The paper then presents the overall design of the lean container that incorporates a few techniques for reducing the cold start latency and to increase container creation throughput. First, when the container is being initialized, the path tree is prepared by stitching four different directories into the same directory using the fast bind mounting system call. The four directories are the base system image, the Python library packages, the function source code, and a scratch directory for temporary files. The first three directories are mapped as read-only to avoid mutating the shared files (recall that bind mounting will not perform CoW; Instead, all modifications are directly reflected on the files which can be seen by all processes). Then the root of the process is switched to the aforementioned directory using the cheap system call, chroot(). Compared with conventional container approaches of using a separate namespace and using AUFS, the lean container avoids the expensive operation of copying the mount point table as part of the namespace creation operation, as well as the AUFS and its CoW overhead.

Second, the container’s management process, which is spawned upon the container’s creation, communicates with the API gateway, which is OpenLambda, using an Unix domain socket. The domain socket is just like a regular socket that acts as a channel of communication in which data and file descriptors can be transferred (if it is a file descriptor, then permission is also automatically granted from the sender to the receiver). A big advantage of domain sockets is that they do not use port numbers for identifications. Instead, they simply use the PID, which is already unique at the system level, and hence do not need any virtualization on the port number (which, if used, is often statically bound). This way, the new namespace does not need to virtualize the file system and network resources, which have been shown to demonstrate bad performance and scalability.
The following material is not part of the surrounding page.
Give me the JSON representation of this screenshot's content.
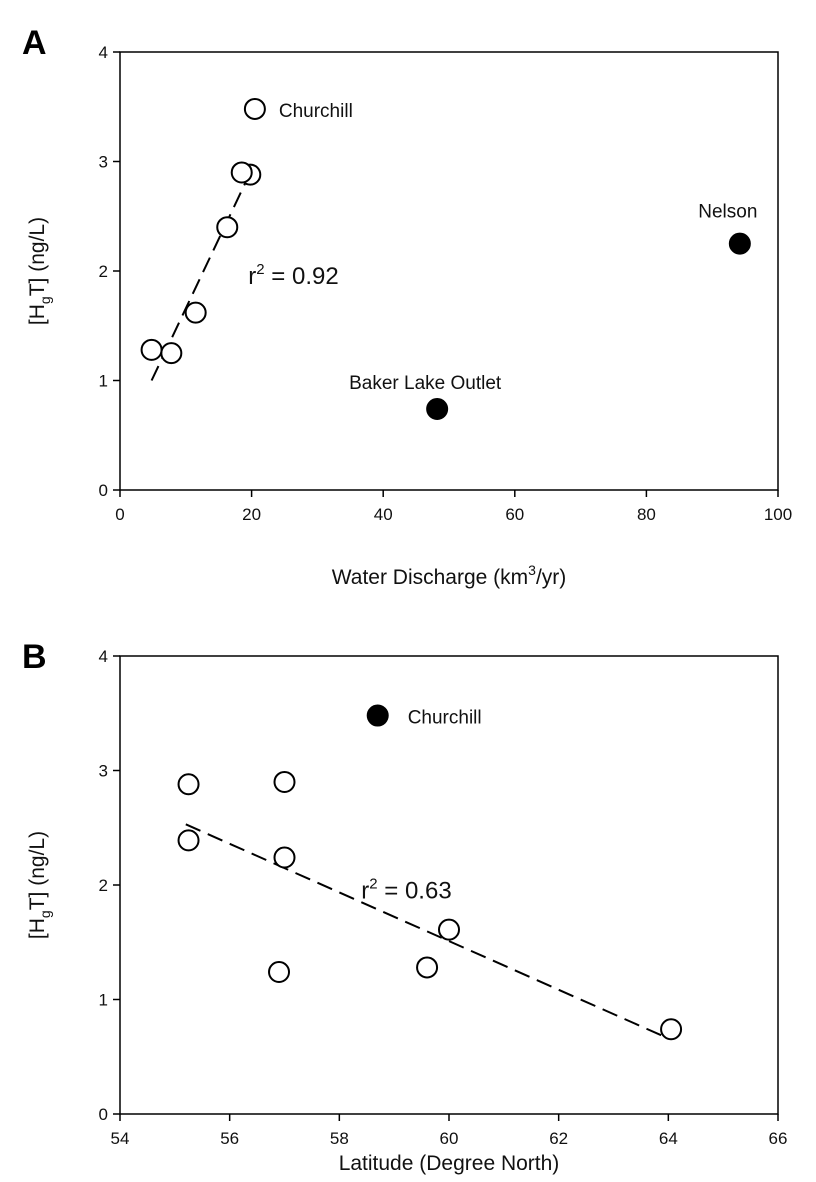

Lastly, as indicated earlier, control groups are not created and destroyed for each containerized process. Instead, the OpenLambda process maintains a pool of initialized cgroups, and pass the cgroup via the domain socket to the container’s management process. When the containerized process is about to exit, the cgroup is returned to the OpenLambda gateway, which is then returned to the pool waiting for the next allocation.

Independently from the above lean container optimizations, which are mainly focused on reducing containerization costs via more flexible usages of system calls and reduced isolation, the paper also proposes an addition approach for accelerating the runtime cold start cost using Zygote containers and caching. A Zygote container is a process that has already performed library imports, and can either be immediately used for executing a function, or further import more required libraries before executing a function. Zygote processes are forked to create new instances of the containerized process, such that the new instance is already initialized, reducing the overhead of initializing a container and the language runtime to the cost of a fork() system call (although in the actual implementation, two fork() calls are required due to the “one peculiarity of setns()”). The system always maintains a base Zygote with the initialized container and no imported library. The Zygote is the most generalized one, and can be forked to executed any function after importing the dependency of the function. In addition to the base Zygote, a lineage of Zygotes with different libraries being imported are also maintained. These cached Zygotes are created when a requested is received, and there is no existing Zygote in the cache that has the dependent libraries. In this case, a new Zygote is created by first forking the closest Zygote currently in the cache (i.e., has the most required libraries, but no library that is not required, to avoid malicious libraries), and then importing the missing libraries.